VSCode users can format it automatically with the following settings. Also, an extension is required, so if it is not available, please install it here.

{
  "editor.formatOnSave": true,
  "editor.defaultFormatter": "esbenp.prettier-vscode"
}

Configuring Stylelint

Let's make the style file a target for linting as well.

npm i -D stylelint stylelint-config-recommended stylelint-config-standard
{
  "extends": ["stylelint-config-recommended", "stylelint-config-standard"]
}

Edit the package.jsoon and set the commands and lint-staged.

{
  "scripts": {
    "lint:style": "stylelint src/**/*.{css,scss}"
  },
  "lint-staged": {
    "*.{ts,tsx}": "eslint --fix",
    "*.{css,scss}": "stylelint --fix",
    "*": "prettier -w -u"
  }
}

VSCode users can format it automatically with the following settings. Extensions are required, so if you don't have them, install them here.

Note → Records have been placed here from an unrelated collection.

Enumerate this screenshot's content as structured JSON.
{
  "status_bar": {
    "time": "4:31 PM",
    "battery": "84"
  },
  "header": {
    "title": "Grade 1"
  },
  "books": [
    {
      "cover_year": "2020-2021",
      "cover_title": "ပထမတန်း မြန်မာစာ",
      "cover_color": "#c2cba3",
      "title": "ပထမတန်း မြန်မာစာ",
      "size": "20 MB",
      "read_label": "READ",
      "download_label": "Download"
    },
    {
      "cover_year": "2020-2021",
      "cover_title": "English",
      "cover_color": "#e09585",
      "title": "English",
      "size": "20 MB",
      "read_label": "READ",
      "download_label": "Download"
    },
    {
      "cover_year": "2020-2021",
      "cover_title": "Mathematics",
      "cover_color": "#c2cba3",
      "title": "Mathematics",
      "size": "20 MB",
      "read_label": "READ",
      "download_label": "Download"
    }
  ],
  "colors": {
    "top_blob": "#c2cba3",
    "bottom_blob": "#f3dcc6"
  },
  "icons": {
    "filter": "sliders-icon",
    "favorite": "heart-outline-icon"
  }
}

That's the end of the basic setup of the linker and formatter.

Configuring Path Alias

Module import is relative by default, but we want to set alias to always refer to the same root.

Change the vite.config.ts and tsconfig.json to set the alias.

Keys must start with `/`.

import { join } from 'path'
import type { UserConfig } from 'vite'

const config: UserConfig = {
  alias: {
    '/@/': join(__dirname, 'src'),
  }
}
{
  "compilerOptions": {
    "baseUrl": ".",
    "paths": {
      "/@/*": ["src/*"]
    }
  },
  "include": ["src"]
}

Now you can set up alias. We'll use it like this.

import { App } from '/@/app'

It's a little strange that it has to start from /, but it seems to combine with the alias of the package name. For more information, please refer to here.

That's the minimum environment you can build.